In 2008, a group of former and current employees of the Los Angeles Times filed suit against Samuel Zell, Tribune Co., Tribune's Directors, and GreatBanc Trust, which was the trustee for an employee stock ownership plan of Tribune Co., the newspaper's corporate parent.

Contentions

PLAINTIFFS' CONTENTIONS:
Plaintiffs claimed that a leveraged buyout transaction constituted a violation of federal pension law.

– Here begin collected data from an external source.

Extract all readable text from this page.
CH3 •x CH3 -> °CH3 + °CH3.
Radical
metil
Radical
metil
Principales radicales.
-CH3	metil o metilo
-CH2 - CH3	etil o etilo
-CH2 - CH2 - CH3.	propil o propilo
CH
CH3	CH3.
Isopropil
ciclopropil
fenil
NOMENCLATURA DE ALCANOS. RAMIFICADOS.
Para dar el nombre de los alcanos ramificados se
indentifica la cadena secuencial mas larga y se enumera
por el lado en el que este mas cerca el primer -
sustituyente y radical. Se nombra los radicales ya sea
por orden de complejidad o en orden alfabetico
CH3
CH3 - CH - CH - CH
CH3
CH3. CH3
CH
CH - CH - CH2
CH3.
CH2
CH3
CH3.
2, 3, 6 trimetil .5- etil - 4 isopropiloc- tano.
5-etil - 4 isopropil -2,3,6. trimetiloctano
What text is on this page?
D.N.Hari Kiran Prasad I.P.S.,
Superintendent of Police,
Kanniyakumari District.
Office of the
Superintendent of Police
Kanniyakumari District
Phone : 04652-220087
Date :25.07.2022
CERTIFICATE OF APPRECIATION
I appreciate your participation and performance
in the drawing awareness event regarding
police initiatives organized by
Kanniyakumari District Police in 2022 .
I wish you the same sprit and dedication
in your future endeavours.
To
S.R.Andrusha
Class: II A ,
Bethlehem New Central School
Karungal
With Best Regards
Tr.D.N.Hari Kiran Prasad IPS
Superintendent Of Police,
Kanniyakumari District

Plaintiffs contended the ESOP Trustee, defendant GreatBanc Trust Company, caused the ESOP to engage in a prohibited transaction because the ESOP purchased $250 million in unregistered Tribune shares at a time when Tribune stock traded on the NYSE. Plaintiffs also alleged the shares purchased by the ESOP were worthless because the LBO Transaction left Tribune insolvent.

DEFENDANTS' CONTENTIONS:
Defendants contended that the ESOP paid no more than Fair Market Value for the unregistered Tribune shares. Defendants other than GreatBanc contended they were not legally responsible for the transaction because they did not act in a fiduciary capacity.

Settlement Discussions

The parties agreed to settlement terms in face-to-face negotiations in June 2011. The settlement required approval by the U.S. Bankruptcy Court for the District of Delaware, the U.S. Department of Labor, the Internal Revenue Service, and the district court.

Result

The parties agreed to settle for $32 million, which was paid principally by insurers and partially by Tribune and GreatBanc. The case settled after the district court granted plaintiffs' summary judgment on their prohibited transaction claim, granted plaintiffs' motion for class certification, and denied defendant GreatBanc's motion for summary judgment to cap plaintiffs' damages at no more than $15 million.

Other Information

The court granted final approval to the class action settlement on Jan. 30, 2012. FILING DATE: Sept. 16, 2008.